Crane’s Country Store Follows Tradition
Crane’s Country Store is a true old-fashioned general store. We were established in 1889 as the Harrison & Crane Store. In 1920, we moved to Williamsburg and are proud to be a part of the history of Callaway Country, Missouri.
Like those old–time country stores, we sell everything from boots and bullets to britches and bologna. Much of what we sell hasn’t changed from the type of merchandise you’d find at a general store in the 1800s. At Crane’s Country Store, you can buy sammies, camping gear, candy, pocket knives, new work boots and ice-cold refreshments all in one place.

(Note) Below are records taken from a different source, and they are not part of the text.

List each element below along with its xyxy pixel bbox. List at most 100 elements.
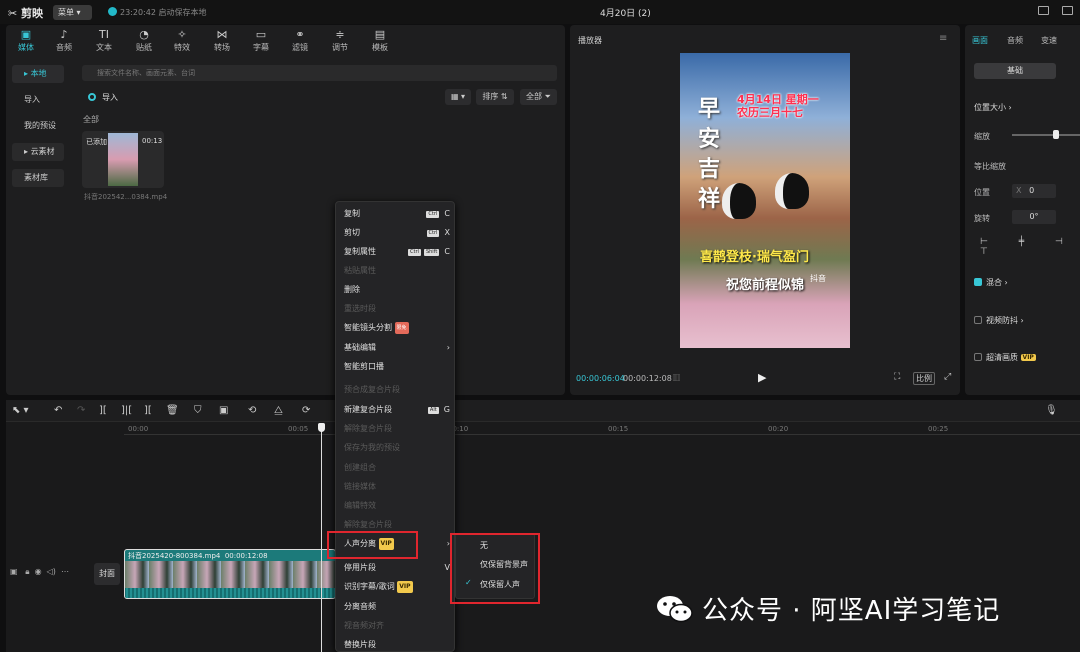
tab-label: 调节 [332,43,348,52]
menu-label: 基础编辑 [344,343,376,352]
mirror-icon[interactable]: ⧋ [274,405,283,416]
menu-item-smart-split[interactable]: 智能镜头分割 限免 [344,322,450,334]
sort-button[interactable]: 排序 ⇅ [476,89,514,105]
blend-toggle[interactable]: 混合 › [974,277,1008,288]
sort-label: 排序 [482,92,499,101]
hd-toggle[interactable]: 超清画质 VIP [974,352,1036,363]
menu-item-recognize-captions[interactable]: 识别字幕/歌词 VIP [344,581,450,593]
lock-icon[interactable]: 🔒︎ [25,567,29,576]
menu-item-precompose: 预合成复合片段 [344,385,400,394]
menu-item-separate-audio[interactable]: 分离音频 [344,601,450,613]
timeline-mode-icon[interactable]: ▥ [672,373,681,383]
tab-prop-audio[interactable]: 音频 [1007,35,1023,46]
tab-label: 滤镜 [292,43,308,52]
sidebar-item-cloud[interactable]: ▸ 云素材 [12,143,64,161]
highlight-box [450,533,540,604]
tab-stickers[interactable]: ◔ 贴纸 [128,28,160,53]
menu-item-delete[interactable]: 删除 [344,284,450,296]
sidebar-item-local[interactable]: ▸ 本地 [12,65,64,83]
menu-item-basic-edit[interactable]: 基础编辑 › [344,342,450,354]
sidebar-item-library[interactable]: 素材库 [12,169,64,187]
text-icon: TI [99,28,109,41]
more-icon[interactable]: ⋯ [61,567,69,576]
rotate-input[interactable]: 0° [1012,210,1056,224]
rotate-icon[interactable]: ⟳ [302,405,310,416]
tab-effects[interactable]: ✧ 特效 [166,28,198,53]
view-toggle-button[interactable]: ▦ ▾ [445,89,471,105]
import-button[interactable]: 导入 [88,92,118,103]
play-button[interactable]: ▶ [758,371,766,384]
tab-speed[interactable]: 变速 [1041,35,1057,46]
menu-item-copy-attributes[interactable]: 复制属性 Ctrl Shift C [344,246,450,258]
tab-transitions[interactable]: ⋈ 转场 [206,28,238,53]
menu-label: 剪切 [344,228,360,237]
menu-icon[interactable]: ≡ [939,33,947,44]
media-duration: 00:13 [142,137,163,145]
track-cover-icon[interactable]: ▣ [10,567,18,576]
video-preview[interactable]: 4月14日 星期一 农历三月十七 早安吉祥 喜鹊登枝·瑞气盈门 祝您前程似锦 抖音 [680,53,850,348]
cover-button[interactable]: 封面 [94,563,120,585]
scale-slider-track[interactable] [1012,134,1080,136]
redo-icon[interactable]: ↷ [77,405,85,416]
playhead-line[interactable] [321,424,322,652]
tab-filters[interactable]: ⚭ 滤镜 [284,28,316,53]
menu-item-copy[interactable]: 复制 Ctrl C [344,208,450,220]
added-badge: 已添加 [86,138,107,146]
layout-icon[interactable] [1038,6,1049,15]
menu-item-uncompound: 解除复合片段 [344,424,392,433]
menu-label: 停用片段 [344,563,376,572]
sidebar-item-import[interactable]: 导入 [12,91,64,109]
stabilize-toggle[interactable]: 视频防抖 › [974,315,1024,326]
freeze-icon[interactable]: ▣ [219,405,228,416]
split-icon[interactable]: ][ [99,405,107,416]
select-tool-icon[interactable]: ⬉ ▾ [12,405,29,416]
crop-icon[interactable]: ⛶ [894,372,900,382]
menu-item-smart-cut[interactable]: 智能剪口播 [344,361,450,373]
shortcut-key: G [443,405,450,414]
align-buttons[interactable]: ⊢ ╪ ⊣ ⊤ [980,237,1080,257]
video-headline: 早安吉祥 [698,97,721,212]
transition-icon: ⋈ [216,28,228,41]
split-right-icon[interactable]: ][ [144,405,152,416]
adjust-icon: ≑ [335,28,345,41]
menu-item-disable-clip[interactable]: 停用片段 V [344,562,450,574]
menu-label: 复制属性 [344,247,376,256]
highlight-box [327,531,418,559]
filter-button[interactable]: 全部 ⏷ [520,89,557,105]
reverse-icon[interactable]: ⟲ [248,405,256,416]
delete-icon[interactable]: 🗑 [166,405,179,416]
shortcut-key: X [444,228,450,237]
video-clip[interactable]: 抖音2025420-800384.mp4 00:00:12:08 [124,549,336,599]
tab-picture[interactable]: 画面 [972,35,988,46]
basic-subtab[interactable]: 基础 [974,63,1056,79]
shield-icon[interactable]: ⛉ [194,405,202,416]
eye-icon[interactable]: ◉ [35,567,42,576]
ratio-button[interactable]: 比例 [913,372,935,385]
tab-captions[interactable]: ▭ 字幕 [245,28,277,53]
speaker-icon[interactable]: ◁) [47,567,56,576]
tab-label: 字幕 [253,43,269,52]
menu-item-new-compound[interactable]: 新建复合片段 Alt G [344,404,450,416]
playhead-handle[interactable] [318,423,325,432]
tab-adjust[interactable]: ≑ 调节 [324,28,356,53]
tab-templates[interactable]: ▤ 模板 [364,28,396,53]
position-x-input[interactable]: X 0 [1012,184,1056,198]
checkbox-icon [974,316,982,324]
menu-button[interactable]: 菜单 ▾ [53,5,92,20]
tab-audio[interactable]: ♪ 音频 [48,28,80,53]
stabilize-label: 视频防抖 [986,316,1018,325]
fullscreen-icon[interactable]: ⤢ [944,372,951,382]
media-search-input[interactable]: 搜索文件名称、画面元素、台词 [82,65,557,81]
undo-icon[interactable]: ↶ [54,405,62,416]
menu-item-cut[interactable]: 剪切 Ctrl X [344,227,450,239]
sidebar-item-my-presets[interactable]: 我的预设 [12,117,64,135]
window-icon[interactable] [1062,6,1073,15]
microphone-icon[interactable]: 🎙 [1045,405,1058,416]
menu-item-replace-clip[interactable]: 替换片段 [344,639,450,651]
tab-text[interactable]: TI 文本 [88,28,120,53]
tab-media[interactable]: ▣ 媒体 [10,28,42,53]
split-left-icon[interactable]: ]|[ [121,405,132,416]
scale-slider-handle[interactable] [1053,130,1059,139]
sidebar-label: 导入 [24,95,40,104]
hd-label: 超清画质 [986,353,1018,362]
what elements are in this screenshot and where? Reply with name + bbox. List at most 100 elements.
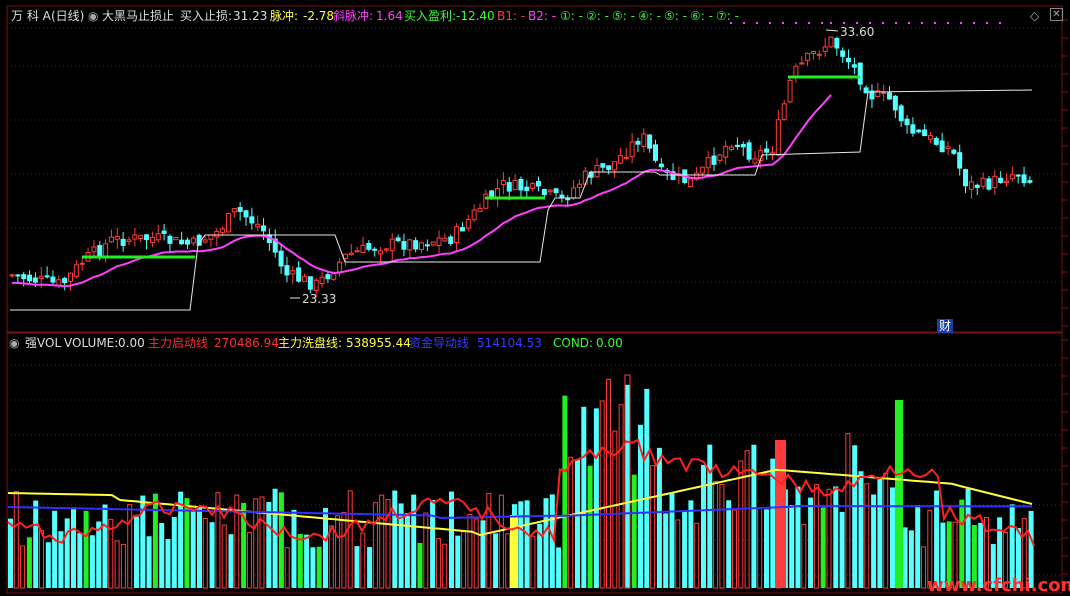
marker-3: ⑤: - [612, 9, 635, 23]
candle-body [945, 146, 951, 150]
volume-bar-signal-tall [895, 400, 903, 588]
signal-dot [921, 22, 923, 24]
candle-body [857, 62, 863, 85]
volume-bar-down [291, 509, 297, 588]
signal-dot [843, 22, 845, 24]
candle-body [530, 182, 536, 189]
volume-bar-up [435, 538, 441, 589]
volume-bar-down [795, 486, 801, 588]
signal-dot [908, 22, 910, 24]
candlestick-series[interactable] [9, 36, 1033, 298]
candle-body [372, 248, 378, 251]
candle-body [126, 239, 132, 243]
candle-body [536, 180, 541, 187]
candle-body [612, 161, 618, 171]
candle-body [799, 62, 805, 65]
candle-body [407, 239, 413, 251]
candle-body [606, 165, 612, 170]
cond-label: COND: [553, 336, 594, 350]
candle-body [436, 237, 442, 246]
signal-dot [756, 22, 758, 24]
volume-bar-up [738, 460, 744, 589]
volume-bar-signal [152, 493, 158, 588]
candle-body [851, 64, 857, 68]
volume-bar-up [883, 472, 889, 589]
volume-bar-up [13, 490, 19, 589]
candle-body [553, 188, 559, 194]
volume-indicator-menu-icon[interactable]: ◉ [9, 336, 19, 350]
volume-bar-up [505, 533, 511, 589]
volume-bar-down [934, 490, 940, 588]
candle-body [68, 272, 73, 282]
finance-tag[interactable]: 财 [937, 319, 954, 333]
volume-bar-down [354, 546, 360, 588]
volume-bar-up [719, 483, 725, 589]
volume-bar-down [449, 491, 454, 588]
buy-stop-value: 31.23 [233, 9, 268, 23]
candle-body [518, 178, 524, 191]
candle-body [887, 92, 892, 100]
volume-bar-up [246, 531, 252, 589]
volume-bar-signal [417, 542, 423, 588]
candle-body [167, 235, 173, 244]
stock-chart[interactable] [0, 0, 1070, 595]
volume-bar-up [530, 535, 536, 589]
volume-bar-down [493, 533, 499, 588]
candle-body [419, 242, 424, 250]
candle-body [781, 103, 787, 120]
volume-bar-down [190, 511, 196, 588]
candle-body [220, 228, 226, 234]
candle-body [957, 152, 963, 169]
marker-2: ②: - [586, 9, 609, 23]
candle-body [629, 141, 635, 157]
candle-body [541, 189, 547, 196]
candle-body [155, 233, 161, 241]
volume-bar-up [114, 540, 120, 589]
volume-bar-up [826, 488, 832, 589]
watermark: www.cfchi.com [927, 575, 1070, 596]
volume-bar-down [656, 447, 662, 588]
indicator-menu-icon[interactable]: ◉ [88, 9, 98, 23]
candle-body [185, 239, 190, 245]
candle-body [442, 237, 448, 242]
candle-body [44, 275, 50, 278]
volume-bar-down [593, 408, 599, 588]
candle-body [594, 164, 600, 178]
candle-body [366, 242, 372, 250]
candle-body [500, 180, 506, 186]
candle-body [524, 186, 530, 191]
volume-bar-up [675, 519, 681, 589]
volume-bar-down [77, 533, 83, 588]
candle-body [723, 145, 729, 158]
volume-bar-down [890, 487, 895, 588]
b2-marker: B2: - [528, 9, 557, 23]
signal-dot [895, 22, 897, 24]
volume-label: VOLUME: [64, 336, 119, 350]
volume-bar-down [134, 516, 139, 588]
volume-bar-down [669, 492, 675, 588]
volume-bar-down [272, 488, 278, 588]
candle-body [62, 277, 68, 284]
volume-bar-signal [83, 510, 89, 588]
volume-bar-down [89, 535, 95, 588]
volume-bars[interactable] [8, 374, 1034, 589]
diamond-icon[interactable]: ◇ [1030, 9, 1039, 23]
volume-bar-down [871, 494, 877, 588]
volume-bar-down [197, 506, 202, 588]
volume-bar-down [392, 490, 398, 588]
volume-bar-down [808, 497, 814, 588]
volume-bar-up [732, 509, 737, 589]
candle-body [968, 181, 974, 190]
volume-bar-down [518, 501, 524, 588]
candle-body [313, 279, 319, 291]
candle-body [114, 236, 120, 240]
volume-bar-signal [184, 498, 190, 588]
candle-body [892, 95, 898, 111]
close-icon[interactable]: ✕ [1050, 8, 1063, 21]
volume-bar-down [852, 445, 858, 588]
candle-body [202, 239, 208, 243]
indicator-name: 大黑马止损止 [102, 9, 175, 23]
volume-bar-down [726, 500, 732, 588]
candle-body [97, 245, 103, 256]
volume-bar-down [908, 530, 914, 588]
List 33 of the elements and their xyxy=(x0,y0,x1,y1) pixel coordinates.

Our brick and mortar location still features a cozy wood stove, set of rocking chairs and the best front porch for afternoon conversation. Crane’s takes you back to a simpler way of life that placed community at the center of it all.
We’re a place to gather and meet with friends. We’re also a place to buy a unique gift, find trendy, top-notch apparel or get the best gear for your next adventure—and pick up the items on your grocery list.
As a piece of living history, we’re glad to follow the tradition of general stores of the past by stocking all of your necessities and being a place for us all to come together.